The display presented looks at first sight like a trackback for a global alignment using the Needleman and Wunsch dynamic programming algorithm. Such a trackback is designed to find one of what are generally several possible alignments that have the highest score using a specific scoring matrix and gap penalties (different scoring systems can give different alignments). Although it is possible in general to trace alternative trackbacks of the same score manually, I do not see any in this example. This operation is not performed in any programatic implementations of the algorithm of which I am aware. Although, memory limitations permitting, one could program this, the algorithm is not designed to find lower scores (and I find it hard to see the demand for such).
However the problem with the Needleman and Wunsch trackback is that in this algorithm each cell should trackback to the single highest-scoring cell preceding it — if there are two of the same score a random choice is made. But the trackback shown, as well as having instances where the highest scoring cell has been missed, has 9 cases where the trackback is to two cells with different scores. I can think of no justification for this.
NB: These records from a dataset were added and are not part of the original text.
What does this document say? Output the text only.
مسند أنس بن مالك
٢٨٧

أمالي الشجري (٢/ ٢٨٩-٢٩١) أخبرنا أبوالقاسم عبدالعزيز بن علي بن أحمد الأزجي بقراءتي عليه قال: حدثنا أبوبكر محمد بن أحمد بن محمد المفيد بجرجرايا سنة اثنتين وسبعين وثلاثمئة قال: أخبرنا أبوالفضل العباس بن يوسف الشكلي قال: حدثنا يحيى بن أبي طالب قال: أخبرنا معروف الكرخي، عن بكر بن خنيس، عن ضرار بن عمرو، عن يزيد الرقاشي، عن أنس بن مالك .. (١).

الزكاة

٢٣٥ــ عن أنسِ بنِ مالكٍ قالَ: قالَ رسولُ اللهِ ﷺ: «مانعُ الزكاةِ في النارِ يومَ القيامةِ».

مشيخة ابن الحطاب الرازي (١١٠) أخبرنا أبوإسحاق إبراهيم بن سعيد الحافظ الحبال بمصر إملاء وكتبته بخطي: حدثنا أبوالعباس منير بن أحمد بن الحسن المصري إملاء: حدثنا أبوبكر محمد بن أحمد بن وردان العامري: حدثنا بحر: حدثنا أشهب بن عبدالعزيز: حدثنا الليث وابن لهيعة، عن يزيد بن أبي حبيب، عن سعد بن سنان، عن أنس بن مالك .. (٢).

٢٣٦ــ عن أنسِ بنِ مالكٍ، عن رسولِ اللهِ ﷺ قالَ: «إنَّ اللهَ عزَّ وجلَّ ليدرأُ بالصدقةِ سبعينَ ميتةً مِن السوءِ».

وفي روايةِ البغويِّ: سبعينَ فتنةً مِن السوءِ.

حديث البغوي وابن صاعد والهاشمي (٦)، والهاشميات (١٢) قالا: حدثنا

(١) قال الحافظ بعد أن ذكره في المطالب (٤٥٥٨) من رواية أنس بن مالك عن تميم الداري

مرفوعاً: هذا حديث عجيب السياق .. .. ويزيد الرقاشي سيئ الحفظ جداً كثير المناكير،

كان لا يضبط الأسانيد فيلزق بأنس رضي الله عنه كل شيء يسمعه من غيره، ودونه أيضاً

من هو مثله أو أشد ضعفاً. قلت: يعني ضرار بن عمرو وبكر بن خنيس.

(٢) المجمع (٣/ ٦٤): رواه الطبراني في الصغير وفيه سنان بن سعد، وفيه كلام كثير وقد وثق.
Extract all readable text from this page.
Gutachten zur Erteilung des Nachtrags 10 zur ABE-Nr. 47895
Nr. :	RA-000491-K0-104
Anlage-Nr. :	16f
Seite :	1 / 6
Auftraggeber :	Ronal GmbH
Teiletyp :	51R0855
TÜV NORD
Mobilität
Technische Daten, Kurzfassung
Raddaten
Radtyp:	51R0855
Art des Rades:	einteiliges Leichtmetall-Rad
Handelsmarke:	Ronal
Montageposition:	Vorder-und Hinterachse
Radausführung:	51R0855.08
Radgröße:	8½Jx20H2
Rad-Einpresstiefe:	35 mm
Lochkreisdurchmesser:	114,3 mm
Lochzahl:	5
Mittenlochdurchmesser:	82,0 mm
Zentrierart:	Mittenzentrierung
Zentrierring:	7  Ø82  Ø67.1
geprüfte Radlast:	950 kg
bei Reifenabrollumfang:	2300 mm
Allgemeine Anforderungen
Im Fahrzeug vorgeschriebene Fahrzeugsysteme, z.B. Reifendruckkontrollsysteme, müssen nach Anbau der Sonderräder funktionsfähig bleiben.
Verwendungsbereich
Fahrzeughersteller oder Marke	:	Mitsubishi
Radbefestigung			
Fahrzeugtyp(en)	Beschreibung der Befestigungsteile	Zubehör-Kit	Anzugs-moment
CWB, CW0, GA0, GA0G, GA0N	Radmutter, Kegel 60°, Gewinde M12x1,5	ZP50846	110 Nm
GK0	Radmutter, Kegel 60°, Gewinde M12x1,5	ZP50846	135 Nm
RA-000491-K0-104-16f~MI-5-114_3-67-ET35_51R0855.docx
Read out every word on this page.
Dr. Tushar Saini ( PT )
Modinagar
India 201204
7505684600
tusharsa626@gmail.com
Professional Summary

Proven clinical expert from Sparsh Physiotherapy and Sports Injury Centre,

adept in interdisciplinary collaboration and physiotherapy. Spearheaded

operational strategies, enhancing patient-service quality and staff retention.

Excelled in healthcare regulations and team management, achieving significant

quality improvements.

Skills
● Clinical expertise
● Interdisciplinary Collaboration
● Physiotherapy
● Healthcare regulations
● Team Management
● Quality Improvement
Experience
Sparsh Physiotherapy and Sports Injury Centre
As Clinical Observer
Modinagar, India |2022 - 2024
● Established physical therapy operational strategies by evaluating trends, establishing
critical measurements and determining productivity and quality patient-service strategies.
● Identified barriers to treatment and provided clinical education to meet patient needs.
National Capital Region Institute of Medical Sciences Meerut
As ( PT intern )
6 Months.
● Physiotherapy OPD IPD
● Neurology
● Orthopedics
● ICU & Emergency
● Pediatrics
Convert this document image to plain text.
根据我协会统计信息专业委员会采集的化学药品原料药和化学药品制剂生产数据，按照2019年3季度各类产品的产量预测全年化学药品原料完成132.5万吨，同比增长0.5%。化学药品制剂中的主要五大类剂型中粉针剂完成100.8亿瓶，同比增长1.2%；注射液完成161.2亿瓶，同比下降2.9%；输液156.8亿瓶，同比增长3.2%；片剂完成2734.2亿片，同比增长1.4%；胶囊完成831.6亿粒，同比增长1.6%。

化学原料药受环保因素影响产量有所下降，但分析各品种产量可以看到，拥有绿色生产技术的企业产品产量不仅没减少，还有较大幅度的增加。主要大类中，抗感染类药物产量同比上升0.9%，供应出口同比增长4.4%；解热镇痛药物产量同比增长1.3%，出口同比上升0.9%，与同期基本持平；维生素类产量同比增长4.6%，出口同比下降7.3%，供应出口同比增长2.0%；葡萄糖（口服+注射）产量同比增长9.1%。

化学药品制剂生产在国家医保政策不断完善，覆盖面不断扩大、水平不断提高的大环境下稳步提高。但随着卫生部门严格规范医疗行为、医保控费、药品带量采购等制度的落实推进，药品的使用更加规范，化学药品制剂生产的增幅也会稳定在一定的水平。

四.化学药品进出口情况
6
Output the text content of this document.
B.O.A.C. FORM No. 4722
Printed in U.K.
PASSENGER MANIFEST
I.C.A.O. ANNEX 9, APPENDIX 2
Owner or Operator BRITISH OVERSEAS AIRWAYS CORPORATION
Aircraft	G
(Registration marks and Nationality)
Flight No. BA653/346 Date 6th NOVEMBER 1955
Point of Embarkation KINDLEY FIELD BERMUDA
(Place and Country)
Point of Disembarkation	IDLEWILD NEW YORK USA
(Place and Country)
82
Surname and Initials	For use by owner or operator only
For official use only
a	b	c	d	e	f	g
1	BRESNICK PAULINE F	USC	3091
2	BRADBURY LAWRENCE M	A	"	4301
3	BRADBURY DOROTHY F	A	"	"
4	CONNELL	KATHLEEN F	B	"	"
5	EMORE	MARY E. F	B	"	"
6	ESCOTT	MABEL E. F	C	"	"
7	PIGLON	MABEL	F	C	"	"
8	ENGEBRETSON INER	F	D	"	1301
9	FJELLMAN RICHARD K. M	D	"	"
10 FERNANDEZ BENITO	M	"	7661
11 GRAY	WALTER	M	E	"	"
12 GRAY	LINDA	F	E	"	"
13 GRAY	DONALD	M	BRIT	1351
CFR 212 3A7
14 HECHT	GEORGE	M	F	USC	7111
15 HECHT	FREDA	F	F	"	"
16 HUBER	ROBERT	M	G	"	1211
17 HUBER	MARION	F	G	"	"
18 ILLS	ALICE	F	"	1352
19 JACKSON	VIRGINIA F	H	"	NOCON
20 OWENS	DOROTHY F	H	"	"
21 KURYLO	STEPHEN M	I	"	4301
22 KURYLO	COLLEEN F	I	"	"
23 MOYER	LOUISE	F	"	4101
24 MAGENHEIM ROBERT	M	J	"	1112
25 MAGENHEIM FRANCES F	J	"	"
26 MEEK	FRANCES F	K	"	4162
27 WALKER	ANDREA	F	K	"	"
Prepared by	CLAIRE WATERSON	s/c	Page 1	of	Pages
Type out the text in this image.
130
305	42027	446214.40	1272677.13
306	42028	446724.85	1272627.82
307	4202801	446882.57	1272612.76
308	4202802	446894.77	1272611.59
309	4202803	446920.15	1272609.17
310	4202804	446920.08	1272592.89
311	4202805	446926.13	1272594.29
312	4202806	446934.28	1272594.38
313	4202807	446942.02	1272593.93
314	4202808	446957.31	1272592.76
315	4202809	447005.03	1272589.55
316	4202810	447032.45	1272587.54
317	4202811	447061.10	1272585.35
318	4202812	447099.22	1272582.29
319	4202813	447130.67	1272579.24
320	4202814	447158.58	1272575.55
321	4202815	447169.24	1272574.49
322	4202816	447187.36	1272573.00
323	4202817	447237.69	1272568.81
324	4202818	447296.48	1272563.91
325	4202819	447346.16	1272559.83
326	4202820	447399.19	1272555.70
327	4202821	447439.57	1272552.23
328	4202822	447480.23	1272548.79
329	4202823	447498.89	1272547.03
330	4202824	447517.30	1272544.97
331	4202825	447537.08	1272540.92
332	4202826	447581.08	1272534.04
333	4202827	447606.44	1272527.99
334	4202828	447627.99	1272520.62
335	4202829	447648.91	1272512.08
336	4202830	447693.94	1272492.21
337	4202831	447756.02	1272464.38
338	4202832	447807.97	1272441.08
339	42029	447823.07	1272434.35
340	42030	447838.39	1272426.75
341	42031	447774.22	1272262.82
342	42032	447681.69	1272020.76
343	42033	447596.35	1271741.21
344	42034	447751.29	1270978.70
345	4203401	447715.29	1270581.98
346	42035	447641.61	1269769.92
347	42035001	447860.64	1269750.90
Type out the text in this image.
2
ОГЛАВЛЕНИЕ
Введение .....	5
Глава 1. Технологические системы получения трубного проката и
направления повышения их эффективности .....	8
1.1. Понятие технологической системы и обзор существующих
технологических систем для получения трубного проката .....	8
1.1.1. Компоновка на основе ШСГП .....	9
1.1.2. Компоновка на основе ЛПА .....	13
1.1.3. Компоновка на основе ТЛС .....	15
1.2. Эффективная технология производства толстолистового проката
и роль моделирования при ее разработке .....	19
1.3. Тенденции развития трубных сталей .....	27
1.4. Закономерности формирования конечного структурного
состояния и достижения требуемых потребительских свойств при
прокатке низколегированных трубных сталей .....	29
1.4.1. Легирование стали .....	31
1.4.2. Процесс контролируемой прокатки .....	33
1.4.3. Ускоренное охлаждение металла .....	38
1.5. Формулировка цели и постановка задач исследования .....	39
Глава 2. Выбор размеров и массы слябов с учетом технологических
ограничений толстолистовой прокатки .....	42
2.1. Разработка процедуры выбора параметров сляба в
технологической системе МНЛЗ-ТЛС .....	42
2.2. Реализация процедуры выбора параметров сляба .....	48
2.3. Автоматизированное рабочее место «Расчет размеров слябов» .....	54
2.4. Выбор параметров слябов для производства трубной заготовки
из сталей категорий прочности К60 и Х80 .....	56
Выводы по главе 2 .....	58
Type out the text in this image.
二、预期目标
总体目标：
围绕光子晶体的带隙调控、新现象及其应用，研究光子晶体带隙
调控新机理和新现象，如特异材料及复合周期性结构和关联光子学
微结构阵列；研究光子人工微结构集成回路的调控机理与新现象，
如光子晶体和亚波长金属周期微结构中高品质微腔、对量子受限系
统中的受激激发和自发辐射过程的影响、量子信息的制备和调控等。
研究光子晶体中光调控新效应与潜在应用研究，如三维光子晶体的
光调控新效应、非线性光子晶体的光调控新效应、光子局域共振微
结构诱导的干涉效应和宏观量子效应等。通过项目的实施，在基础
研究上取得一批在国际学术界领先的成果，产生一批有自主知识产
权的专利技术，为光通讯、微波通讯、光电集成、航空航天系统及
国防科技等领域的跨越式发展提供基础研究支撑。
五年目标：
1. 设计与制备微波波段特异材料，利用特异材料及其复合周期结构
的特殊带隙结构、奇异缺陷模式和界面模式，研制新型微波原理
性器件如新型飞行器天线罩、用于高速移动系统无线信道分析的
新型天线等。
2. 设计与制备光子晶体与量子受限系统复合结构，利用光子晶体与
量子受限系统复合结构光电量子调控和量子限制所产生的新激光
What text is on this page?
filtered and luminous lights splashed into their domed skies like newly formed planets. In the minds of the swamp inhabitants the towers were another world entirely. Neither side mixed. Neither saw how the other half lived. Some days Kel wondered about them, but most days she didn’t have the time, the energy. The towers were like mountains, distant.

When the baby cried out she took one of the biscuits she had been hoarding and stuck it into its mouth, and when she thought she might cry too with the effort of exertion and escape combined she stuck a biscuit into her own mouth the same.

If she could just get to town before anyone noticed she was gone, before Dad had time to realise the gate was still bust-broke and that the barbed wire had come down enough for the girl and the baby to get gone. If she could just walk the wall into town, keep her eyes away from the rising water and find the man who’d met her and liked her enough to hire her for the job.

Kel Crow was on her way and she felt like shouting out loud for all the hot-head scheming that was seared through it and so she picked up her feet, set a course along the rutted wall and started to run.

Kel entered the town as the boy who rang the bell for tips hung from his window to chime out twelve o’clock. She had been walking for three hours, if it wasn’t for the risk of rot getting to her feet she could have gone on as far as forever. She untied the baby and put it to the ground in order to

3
There is another fundamental defect here, which arises from the scoring system used. The match = 1, mismatch = –1, fixed-gap-penalty system is doomed to result in low alignment scores in this case: the best possible score is 5 x 1 (matches) + 7 x –2 (gaps) = –9. The PAM or BLOSUM matrix, which score similar amino acids on the basis of their likely mutational substitution and thus are better related to the realities of protein structure, have higher numerical values relative to the gap penalty, which should actually be replaced by a gap initiation penalty followed by a lower gap extension penalty.
In conclusion I would advise anyone undertaking work of this type, first to obtain a thorough understanding of the dynamic programming algorithms used, next to specify clearly the goals he wishes to achieve, then to assess whether they are realistic, and finally be prepared to write a program himself if none already exists.